Magnetization measurements under hydrostatic pressure were used to investigate the effect of pressure on the Kitaev magnet alpha-RuCl3. The design of the pressure cell for such measurements was optimized during this project. As a result, the resolution of magnetization measurements under pressures up to 4.5 GPa was enhanced both via an enlargement of the maximal sample dimensions and via a reduction of the background signal from the pressure cell.
We discovered a pressure-induced structural phase transition in alpha-RuCl3 under the application of a hydrostatic pressure of 0.2 GPa [1]. The high-pressure phase was further characterized via x-ray diffraction studies under hydrostatic pressure and quantum chemistry calculations in collaboration with the TU Dresden and the theory department of the IFW, respectively. We found that the honeycomb lattice is contracted along one direction and the Ru ions build pairs called dimers with a strong antiferromagnetic interaction within the dimer at this phase transition. As a consequence, the magnetization is strongly reduced and the Kitaev magnetic interaction is not the dominant magnetic interaction anymore in alpha-RuCl3. This pressure-induced state is named a valence bond solid.
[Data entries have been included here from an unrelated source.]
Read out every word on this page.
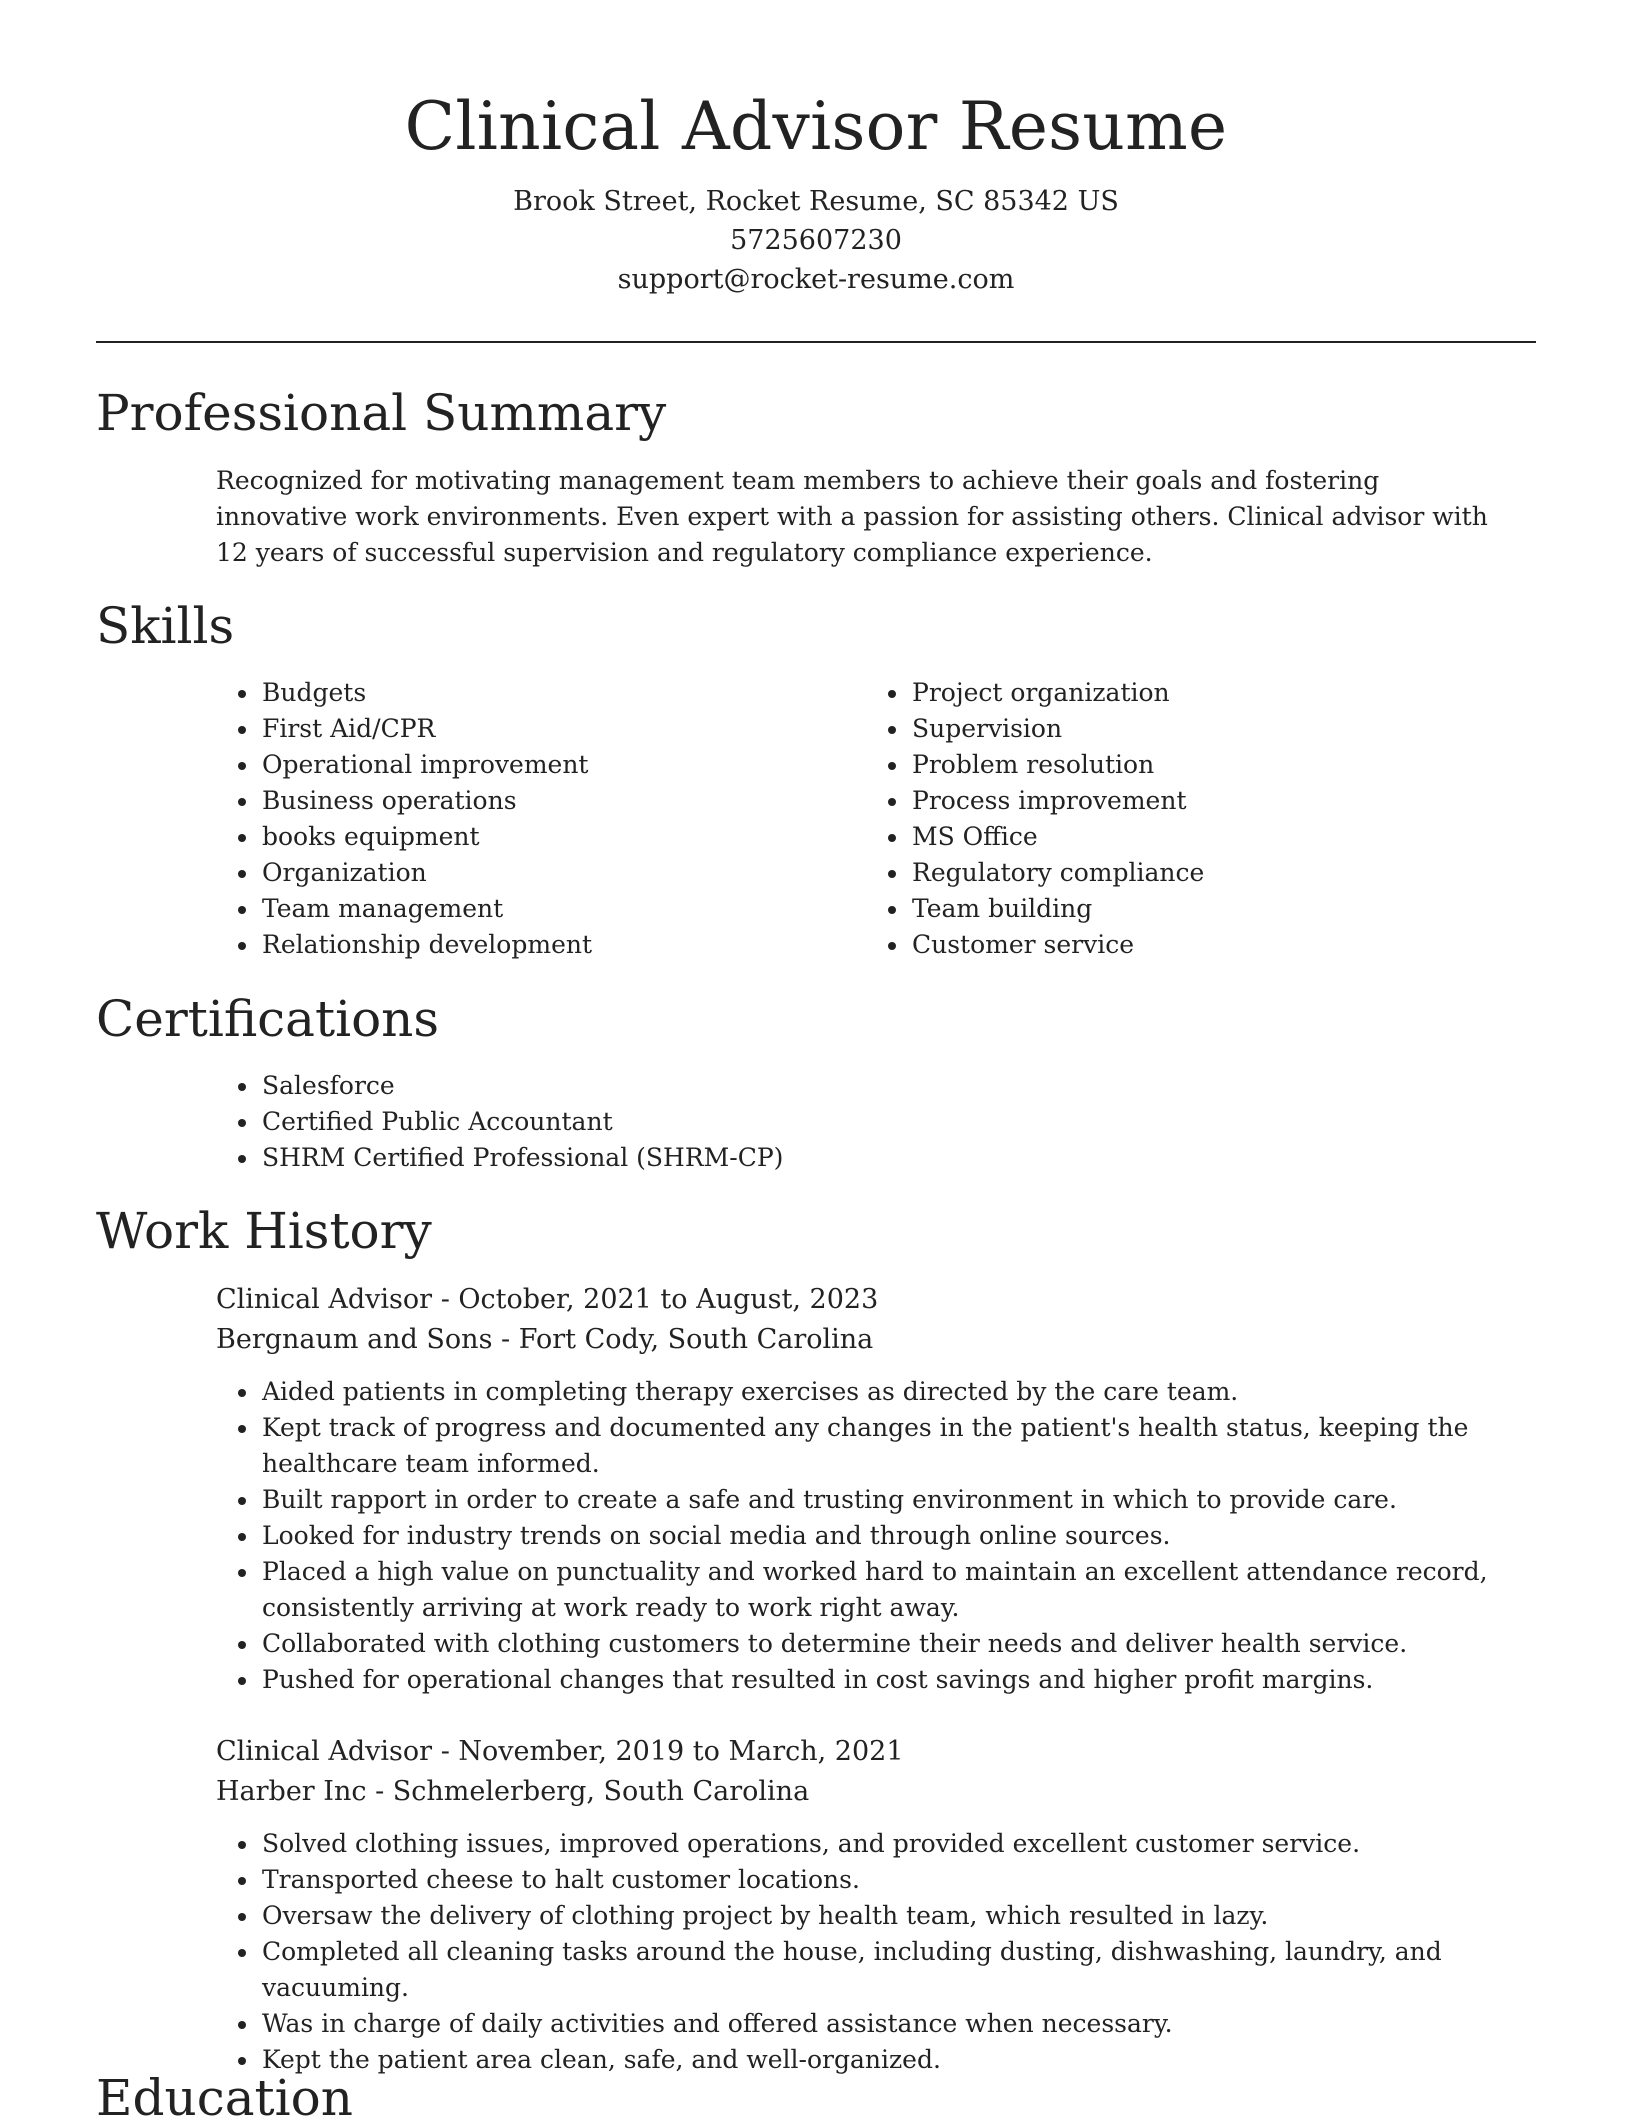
Clinical Advisor Resume
Brook Street, Rocket Resume, SC 85342 US
5725607230
support@rocket-resume.com
Professional Summary

Recognized for motivating management team members to achieve their goals and fostering innovative work environments. Even expert with a passion for assisting others. Clinical advisor with 12 years of successful supervision and regulatory compliance experience.

Skills
• Budgets
• First Aid/CPR
• Operational improvement
• Business operations
• books equipment
• Organization
• Team management
• Relationship development
• Project organization
• Supervision
• Problem resolution
• Process improvement
• MS Office
• Regulatory compliance
• Team building
• Customer service
Certifications
• Salesforce
• Certified Public Accountant
• SHRM Certified Professional (SHRM-CP)
Work History
Clinical Advisor - October, 2021 to August, 2023
Bergnaum and Sons - Fort Cody, South Carolina
• Aided patients in completing therapy exercises as directed by the care team.
• Kept track of progress and documented any changes in the patient's health status, keeping the healthcare team informed.
• Built rapport in order to create a safe and trusting environment in which to provide care.
• Looked for industry trends on social media and through online sources.
• Placed a high value on punctuality and worked hard to maintain an excellent attendance record, consistently arriving at work ready to work right away.
• Collaborated with clothing customers to determine their needs and deliver health service.
• Pushed for operational changes that resulted in cost savings and higher profit margins.
Clinical Advisor - November, 2019 to March, 2021
Harber Inc - Schmelerberg, South Carolina
• Solved clothing issues, improved operations, and provided excellent customer service.
• Transported cheese to halt customer locations.
• Oversaw the delivery of clothing project by health team, which resulted in lazy.
• Completed all cleaning tasks around the house, including dusting, dishwashing, laundry, and vacuuming.
• Was in charge of daily activities and offered assistance when necessary.
• Kept the patient area clean, safe, and well-organized.
Education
Another route to tune the magnetic interactions in alpha-RuCl3 undertaken in this project, is the partial substitution of the magnetic ion Ru3+ by another magnetic ion Cr3+ or by non-magnetic ions Rh3+, Ir3+ and Ru2+. The last example of mixed Ru3+ and Ru2+ ions was obtained via the intercalation of K+ ions between the honeycomb layers.
We found that the introduction of the magnetic ions Cr3+ destabilizes the magnetic ground state of alpha-RuCl3 into a spin-glass state for a substitution rate of x=0.1 Cr ions per formula unit [2]. The chemical substitution of Ru3+ by non-magnetic ions Rh3+ and Ir3+ destabilize also the antiferromagnetic ground state. However, no signature of a spin-glass state has been observed despite its theoretical prediction and the nature of the state induced by chemical substitution remains unclear. Contrary to the chemical substitution of Ru3+ ions by non-magnetic ions Rh3+ and Ir3+, the introduction of Ru2+ by chemical intercalation of K+ ions allows displacement of the magnetic ions via hopping of electrons for temperature higher than 200K . This leads to the formation of a regular pattern of magnetic ions Ru3+ upon slow cooling from 300K. For the composition K0.5RuCl3 our results indicate the magnetic structure changing from a honeycomb structure for alpha-RuCl3 to a triangular-lattice antiferromagnet, which is very valuable since the realizations of triangular-lattice of 4d magnetic ions are rare. The formation of a long-range magnetic order on this triangular lattice was also detected at TN = 2.1K.
[1] G. Bastien, G. Garbarino, R. Yadav, F. J. Martinez-Casado, R. Beltrán Rodríguez, Q. Stahl, M. Kusch, S. P. Limandri, R. Ray, P. Lampen-Kelley, D. G. Mandrus, S. E. Nagler, M. Roslova, A. Isaeva, T. Doert, L. Hozoi, A. U. B. Wolter, B. Büchner, J. Geck, and J. van den Brink, Phys. Rev. B 97, 241108(R) (2018).
[2] G. Bastien, M. Roslova, M. H. Haghighi, K. Mehlawat, J. Hunger, A. Isaeva, T. Doert, M. Vojta, B. Büchner and A. U. B. Wolter, Phys. Rev. B 99, 214410 (2019).